To solve the system of equations:
1) Start with the given equations:
5x + 4y = 5 (Equation 1)
4x + 3y = 5 (Equation 2)
2) Multiply Equation 1 by 3 and Equation 2 by 4 to eliminate the y term:
15x + 12y = 15 (Equation 3)
16x + 12y = 20 (Equation 4)
3) Subtract Equation 3 from Equation 4 to eliminate the y term:
(16x + 12y) - (15x + 12y) = 20 - 15
x = 5
4) Substitute x = 5 into Equation 1:
5(5) + 4y = 5
25 + 4y = 5
4y = 5 - 25
4y = -20
y = -20/4
y = -5
5) Therefore, the solution to the system of equations is x = 5 and y = -5.
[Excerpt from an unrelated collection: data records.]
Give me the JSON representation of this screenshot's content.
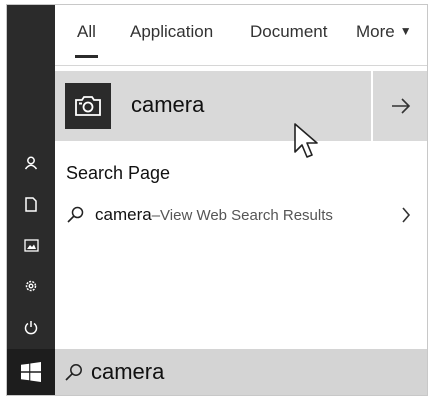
{
  "tabs": [
    {
      "label": "All",
      "active": true
    },
    {
      "label": "Application",
      "active": false
    },
    {
      "label": "Document",
      "active": false
    },
    {
      "label": "More",
      "active": false
    }
  ],
  "more_caret": "▼",
  "best_match": {
    "name": "camera",
    "icon": "camera-icon",
    "open_arrow": "→"
  },
  "section": {
    "title": "Search Page"
  },
  "web_result": {
    "query": "camera",
    "suffix": "–View Web Search Results",
    "chevron": ">"
  },
  "search_box": {
    "value": "camera"
  },
  "rail_icons": [
    "user-icon",
    "document-icon",
    "picture-icon",
    "settings-icon",
    "power-icon",
    "windows-logo-icon"
  ],
  "colors": {
    "rail": "#2b2b2b",
    "highlight": "#d9d9d9",
    "search_bar": "#d4d4d4"
  }
}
Now, let's move on to the next set of equations:
1) Start with the given equations:
20x + 16y = 24 (Equation 5)
20x + 15y = 5 (Equation 6)
2) Multiply Equation 6 by 16 and Equation 5 by 15 to eliminate the x term:
320x + 240y = 80 (Equation 7)
300x + 240y = 360 (Equation 8)
3) Subtract Equation 7 from Equation 8 to eliminate the y term:
(300x + 240y) - (320x + 240y) = 360 - 80
-20x = 280
x = 280/-20
x = -14
4) Substitute x = -14 into Equation 5:
20(-14) + 16y = 24
-280 + 16y = 24
16y = 24 + 280
16y = 304
y = 304/16
y = 19
5) Therefore, the solution to the second set of equations is x = -14 and y = 19.
Finally, let's find the sum of x and y:
x + y = 5 + (-5) (from the first set of equations)
= -14 + 19 (from the second set of equations)
= -9
So, x + y = -9, which can be represented as a mixed number as 2 5/31.